Home Publications Applications for an engineered Protein-G variant with a pH controllable affinity to antibody fragments

Applications for an engineered Protein-G variant with a pH controllable affinity to antibody fragments

By Lucas J. Bailey, Kimberly M. Sheehy, Robert J. Hoey, Zachary P. Schaefer, Marcin Ura, and Anthony A. Kossiakoff.

Published in J Immunol Methods, 2014 Dec 15;415:24-30.
PMID: 25450256. PMCID: PMC4257880. Link to publication page.

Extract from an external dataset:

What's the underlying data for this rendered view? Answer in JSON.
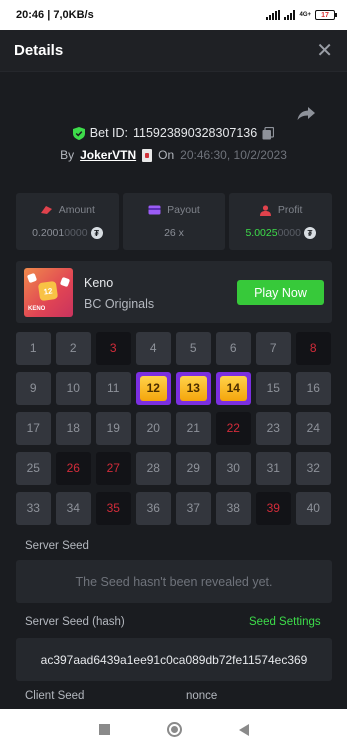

Core Facility: Synthetic Antigen Binder (SAB) Generation and Crystallography

Figure 1. Engineering of Protein-G. A). Binding epitopes of immunoglobulin proteins on the antibody fragment. B). Residues randomized on Protein-G are represented as red spheres. C). Resulting sequences of engineered Protein-G variants with improved affinity for the human antibody fragment. Affinities were determined by equilibrium SPR. D). Equilibrium SPR sensogram and binding isotherm of the Protein-G-A1 variant. E). WebLogo plot of the amino acid frequencies of randomized positions in engineered Protein-G variants from 1C.

Abstract

Immunoglobulin binding proteins (IBPs) are broadly used as reagents for the purification and detection of antibodies. Among the IBPs, the most widely used are Protein-A and Protein-G. The C2 domain of Protein-G from Streptococcus is a multi-specific protein domain; it possesses a high affinity (K(D) ~10 nM) for the Fc region of the IgG, but a much lower affinity (KD~low μM) for the constant domain of the antibody fragment (Fab), which limits some of its applications. Here, we describe the engineering of the Protein-G interface using phage display to create Protein-G-A1, a variant with 8 point mutations and an approximately 100-fold improved affinity over the parent domain for the 4D5 Fab scaffold. Protein-G-A1 is capable of robust binding to Fab fragments for numerous applications. Furthermore, we isolated a variant with pH-dependent affinity, demonstrating a 1,000-fold change in affinity from pH7 to 4. Additional rational mutagenesis endowed Protein-G with significantly enhanced stability in basic conditions relative to the parent domain while maintaining high affinity to the Fab. This property is particularly useful to regenerate Protein-G affinity columns. Lastly, the affinity-matured Protein-G-A1 variant was tethered together to produce dimers capable of providing multivalent affinity enhancement to a low affinity antibody fragment-antigen interaction. Engineered Protein-G variants should find widespread application in the use of Fab-based affinity reagents.